Addition of Pico-phytoplankton with Variable Nutrient Stoichiometry to the Biogeochemical Elemental Cycling Component of the Community Earth System Model

Robert T Letscher, University of New Hampshire, Earth Sciences, Durham, United States and Jefferson Keith Moore, University of California Irvine, Earth System Science, Irvine, United States
Abstract:
Common to nearly all ocean biogeochemistry-circulation models is the representation of phytoplankton cellular nutrient quotas that are fixed at Redfield stoichiometry, resulting in a biological carbon pump that varies primarily as a function of nutrient delivery to the ocean surface. Nearly all Earth System Models (ESMs) predict increasing ocean stratification from 21st century planetary warming will cause a decrease in the vertical nutrient flux, resulting in declining marine net primary productivity (NPP) and carbon export fluxes. Recent advances in quantifying marine ecosystem carbon to nutrient stoichiometry have identified large latitudinal and biome variability, with low-latitude oligotrophic systems harboring pico-sized phytoplankton exhibiting large phosphorus to carbon cellular plasticity.
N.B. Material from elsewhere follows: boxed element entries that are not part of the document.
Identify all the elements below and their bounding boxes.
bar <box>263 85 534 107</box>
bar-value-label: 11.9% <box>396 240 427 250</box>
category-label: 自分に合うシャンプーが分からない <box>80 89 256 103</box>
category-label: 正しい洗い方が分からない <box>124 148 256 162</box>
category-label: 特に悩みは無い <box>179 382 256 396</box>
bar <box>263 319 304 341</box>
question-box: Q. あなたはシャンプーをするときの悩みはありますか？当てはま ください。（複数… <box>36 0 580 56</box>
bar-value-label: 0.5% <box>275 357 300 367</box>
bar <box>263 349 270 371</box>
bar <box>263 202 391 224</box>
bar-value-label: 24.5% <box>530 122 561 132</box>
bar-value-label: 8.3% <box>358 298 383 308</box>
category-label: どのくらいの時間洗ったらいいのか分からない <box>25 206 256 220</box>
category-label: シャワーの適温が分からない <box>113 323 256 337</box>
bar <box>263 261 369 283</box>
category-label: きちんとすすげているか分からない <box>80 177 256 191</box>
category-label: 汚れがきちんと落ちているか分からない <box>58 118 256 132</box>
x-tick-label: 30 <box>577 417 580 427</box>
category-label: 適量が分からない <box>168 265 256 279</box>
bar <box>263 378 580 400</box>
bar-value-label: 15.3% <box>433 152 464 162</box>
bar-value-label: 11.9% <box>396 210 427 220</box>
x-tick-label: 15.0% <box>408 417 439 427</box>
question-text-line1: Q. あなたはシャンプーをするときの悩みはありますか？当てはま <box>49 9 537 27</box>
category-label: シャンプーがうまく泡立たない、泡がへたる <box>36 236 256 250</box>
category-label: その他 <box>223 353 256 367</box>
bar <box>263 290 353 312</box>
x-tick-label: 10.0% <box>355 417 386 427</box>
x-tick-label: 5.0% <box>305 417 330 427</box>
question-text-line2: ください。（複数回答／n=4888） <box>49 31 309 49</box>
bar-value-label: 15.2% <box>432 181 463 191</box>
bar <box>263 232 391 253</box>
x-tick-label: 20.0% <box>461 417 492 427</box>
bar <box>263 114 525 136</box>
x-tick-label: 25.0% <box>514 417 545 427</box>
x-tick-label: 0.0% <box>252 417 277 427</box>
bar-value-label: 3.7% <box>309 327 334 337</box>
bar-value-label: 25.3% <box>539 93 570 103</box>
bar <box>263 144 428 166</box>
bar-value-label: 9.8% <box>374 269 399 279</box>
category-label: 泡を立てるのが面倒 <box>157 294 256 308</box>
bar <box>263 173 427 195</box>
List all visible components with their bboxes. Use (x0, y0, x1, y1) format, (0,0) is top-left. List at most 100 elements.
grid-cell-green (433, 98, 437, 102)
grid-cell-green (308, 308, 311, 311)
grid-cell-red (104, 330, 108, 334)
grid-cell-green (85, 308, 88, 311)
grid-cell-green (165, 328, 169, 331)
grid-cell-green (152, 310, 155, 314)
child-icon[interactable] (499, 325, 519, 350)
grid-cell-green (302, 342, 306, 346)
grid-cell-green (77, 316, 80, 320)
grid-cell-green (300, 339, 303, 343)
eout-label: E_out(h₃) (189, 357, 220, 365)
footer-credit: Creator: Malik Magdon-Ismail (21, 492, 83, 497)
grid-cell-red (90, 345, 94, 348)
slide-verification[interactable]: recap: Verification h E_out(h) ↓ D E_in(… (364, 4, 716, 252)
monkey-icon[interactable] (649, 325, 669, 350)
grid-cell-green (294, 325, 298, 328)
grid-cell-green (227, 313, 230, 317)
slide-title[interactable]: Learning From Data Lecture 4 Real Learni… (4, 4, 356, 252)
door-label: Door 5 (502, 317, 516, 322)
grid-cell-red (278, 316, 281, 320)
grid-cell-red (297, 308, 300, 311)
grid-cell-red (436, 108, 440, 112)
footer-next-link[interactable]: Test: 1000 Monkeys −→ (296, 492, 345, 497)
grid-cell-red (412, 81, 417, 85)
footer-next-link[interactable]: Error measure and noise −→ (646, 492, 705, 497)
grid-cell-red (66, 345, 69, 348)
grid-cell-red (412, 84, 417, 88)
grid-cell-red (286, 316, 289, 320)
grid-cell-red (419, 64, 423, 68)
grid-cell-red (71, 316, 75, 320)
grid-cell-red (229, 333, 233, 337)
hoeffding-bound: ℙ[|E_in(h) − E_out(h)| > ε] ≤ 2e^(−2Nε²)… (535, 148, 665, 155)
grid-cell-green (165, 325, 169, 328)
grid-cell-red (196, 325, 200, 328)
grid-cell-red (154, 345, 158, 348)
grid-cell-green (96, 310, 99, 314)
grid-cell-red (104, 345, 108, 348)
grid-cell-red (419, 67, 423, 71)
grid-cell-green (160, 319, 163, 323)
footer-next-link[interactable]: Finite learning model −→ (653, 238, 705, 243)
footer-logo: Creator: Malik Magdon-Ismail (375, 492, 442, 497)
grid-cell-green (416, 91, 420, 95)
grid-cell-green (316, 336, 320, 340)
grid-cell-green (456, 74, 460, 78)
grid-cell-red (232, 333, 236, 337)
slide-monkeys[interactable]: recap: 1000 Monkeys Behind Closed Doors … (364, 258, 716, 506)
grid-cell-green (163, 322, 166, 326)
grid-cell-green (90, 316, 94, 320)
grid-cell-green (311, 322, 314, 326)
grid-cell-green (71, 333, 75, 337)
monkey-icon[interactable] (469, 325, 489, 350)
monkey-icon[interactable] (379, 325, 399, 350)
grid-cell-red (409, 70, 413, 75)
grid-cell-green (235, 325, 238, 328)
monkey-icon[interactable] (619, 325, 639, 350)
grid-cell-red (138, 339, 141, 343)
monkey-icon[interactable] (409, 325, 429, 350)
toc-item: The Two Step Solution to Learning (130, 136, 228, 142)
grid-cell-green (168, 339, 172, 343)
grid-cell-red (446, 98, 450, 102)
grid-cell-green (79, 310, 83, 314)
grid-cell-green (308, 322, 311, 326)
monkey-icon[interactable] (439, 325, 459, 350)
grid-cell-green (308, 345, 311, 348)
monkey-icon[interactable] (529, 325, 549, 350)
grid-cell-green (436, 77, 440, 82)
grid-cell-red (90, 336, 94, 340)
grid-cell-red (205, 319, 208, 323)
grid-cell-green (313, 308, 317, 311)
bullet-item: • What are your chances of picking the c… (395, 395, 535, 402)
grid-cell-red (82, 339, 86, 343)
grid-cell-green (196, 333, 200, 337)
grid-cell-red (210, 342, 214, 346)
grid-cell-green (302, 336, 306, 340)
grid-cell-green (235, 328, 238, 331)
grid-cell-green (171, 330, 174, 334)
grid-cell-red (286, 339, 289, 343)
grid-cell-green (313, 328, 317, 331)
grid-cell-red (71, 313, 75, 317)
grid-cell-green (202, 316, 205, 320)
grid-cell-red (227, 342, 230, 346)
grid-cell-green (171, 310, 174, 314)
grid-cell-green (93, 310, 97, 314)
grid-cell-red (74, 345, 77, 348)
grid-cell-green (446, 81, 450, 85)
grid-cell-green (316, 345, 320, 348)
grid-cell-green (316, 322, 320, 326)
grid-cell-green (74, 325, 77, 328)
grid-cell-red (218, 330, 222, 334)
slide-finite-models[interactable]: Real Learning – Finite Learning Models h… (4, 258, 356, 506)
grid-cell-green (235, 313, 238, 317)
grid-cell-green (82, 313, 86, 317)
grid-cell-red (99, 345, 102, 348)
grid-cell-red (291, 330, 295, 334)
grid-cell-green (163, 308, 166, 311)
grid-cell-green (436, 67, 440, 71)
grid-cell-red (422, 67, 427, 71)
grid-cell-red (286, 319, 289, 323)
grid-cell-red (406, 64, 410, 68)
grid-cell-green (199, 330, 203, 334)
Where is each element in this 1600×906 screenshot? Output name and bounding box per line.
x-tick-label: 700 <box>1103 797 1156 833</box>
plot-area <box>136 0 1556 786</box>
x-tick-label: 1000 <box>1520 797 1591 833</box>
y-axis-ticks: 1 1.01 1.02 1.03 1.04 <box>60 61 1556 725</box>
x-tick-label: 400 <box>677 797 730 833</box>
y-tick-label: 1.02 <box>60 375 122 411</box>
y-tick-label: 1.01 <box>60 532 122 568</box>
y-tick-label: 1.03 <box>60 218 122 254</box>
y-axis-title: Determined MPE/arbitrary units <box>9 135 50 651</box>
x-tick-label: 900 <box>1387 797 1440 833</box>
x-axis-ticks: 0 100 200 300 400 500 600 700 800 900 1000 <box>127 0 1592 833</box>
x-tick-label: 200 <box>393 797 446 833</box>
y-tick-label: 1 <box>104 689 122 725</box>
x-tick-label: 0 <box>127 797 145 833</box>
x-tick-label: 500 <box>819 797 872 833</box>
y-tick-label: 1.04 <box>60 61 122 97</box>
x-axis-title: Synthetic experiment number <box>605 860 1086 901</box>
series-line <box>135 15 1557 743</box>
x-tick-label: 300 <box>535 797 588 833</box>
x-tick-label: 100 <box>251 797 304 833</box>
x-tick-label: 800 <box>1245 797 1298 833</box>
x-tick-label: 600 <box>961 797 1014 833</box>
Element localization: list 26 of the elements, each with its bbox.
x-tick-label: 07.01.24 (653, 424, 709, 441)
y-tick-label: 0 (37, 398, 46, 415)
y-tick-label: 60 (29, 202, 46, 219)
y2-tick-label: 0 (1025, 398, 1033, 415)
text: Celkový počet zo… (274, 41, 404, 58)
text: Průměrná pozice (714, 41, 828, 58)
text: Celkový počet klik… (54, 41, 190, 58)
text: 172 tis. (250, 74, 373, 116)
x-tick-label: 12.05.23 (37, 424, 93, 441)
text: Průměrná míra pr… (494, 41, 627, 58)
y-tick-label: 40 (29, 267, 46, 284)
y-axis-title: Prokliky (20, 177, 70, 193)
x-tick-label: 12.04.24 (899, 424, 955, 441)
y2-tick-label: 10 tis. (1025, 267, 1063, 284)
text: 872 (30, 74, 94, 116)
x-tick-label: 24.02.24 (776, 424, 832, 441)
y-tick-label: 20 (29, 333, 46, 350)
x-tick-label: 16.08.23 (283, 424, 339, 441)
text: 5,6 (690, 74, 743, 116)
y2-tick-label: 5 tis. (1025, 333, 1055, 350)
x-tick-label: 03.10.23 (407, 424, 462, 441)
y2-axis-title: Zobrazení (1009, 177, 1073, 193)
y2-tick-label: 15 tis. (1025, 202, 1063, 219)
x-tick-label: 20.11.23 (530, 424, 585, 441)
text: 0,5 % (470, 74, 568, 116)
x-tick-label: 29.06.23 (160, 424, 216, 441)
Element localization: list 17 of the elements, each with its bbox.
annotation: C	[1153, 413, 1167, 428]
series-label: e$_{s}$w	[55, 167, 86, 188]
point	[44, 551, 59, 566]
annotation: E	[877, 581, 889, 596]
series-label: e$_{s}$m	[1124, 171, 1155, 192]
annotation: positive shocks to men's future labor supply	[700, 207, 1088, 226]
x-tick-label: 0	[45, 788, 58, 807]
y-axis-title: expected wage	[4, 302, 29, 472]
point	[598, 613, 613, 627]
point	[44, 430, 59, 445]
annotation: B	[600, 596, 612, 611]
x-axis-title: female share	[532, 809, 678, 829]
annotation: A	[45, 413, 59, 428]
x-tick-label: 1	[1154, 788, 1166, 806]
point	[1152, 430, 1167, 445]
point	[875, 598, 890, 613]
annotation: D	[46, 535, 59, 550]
Climate forced changes in nutrient flux stoichiometry and phytoplankton community composition is thus likely to alter the ocean’s biogeochemical response and feedback with the carbon-climate system. We have added three pico-phytoplankton functional types within the Biogeochemical Elemental Cycling component of the Community Earth System Model while incorporating variable cellular phosphorus to carbon stoichiometry for all model represented phytoplankton types. The updated model simulates Prochlorococcus and Synechococcus populations that dominate the productivity of the tropical and subtropical ocean and pico-eukaryote populations that contribute significantly to productivity within the subtropical to subpolar transition zone. Pico-phytoplankton cellular stoichiometry patterns inversely track the distribution of surface phosphate, with low phosphate regions supporting the most P-poor phytoplankton stoichiometries. Collectively, pico-phytoplankton contribute ~40% of global NPP and ~25% of global carbon export below 100 meters. Surface western boundary currents are identified as regional hotspots of carbon-rich/P-poor ecosystem stoichiometry and thus enhanced carbon export.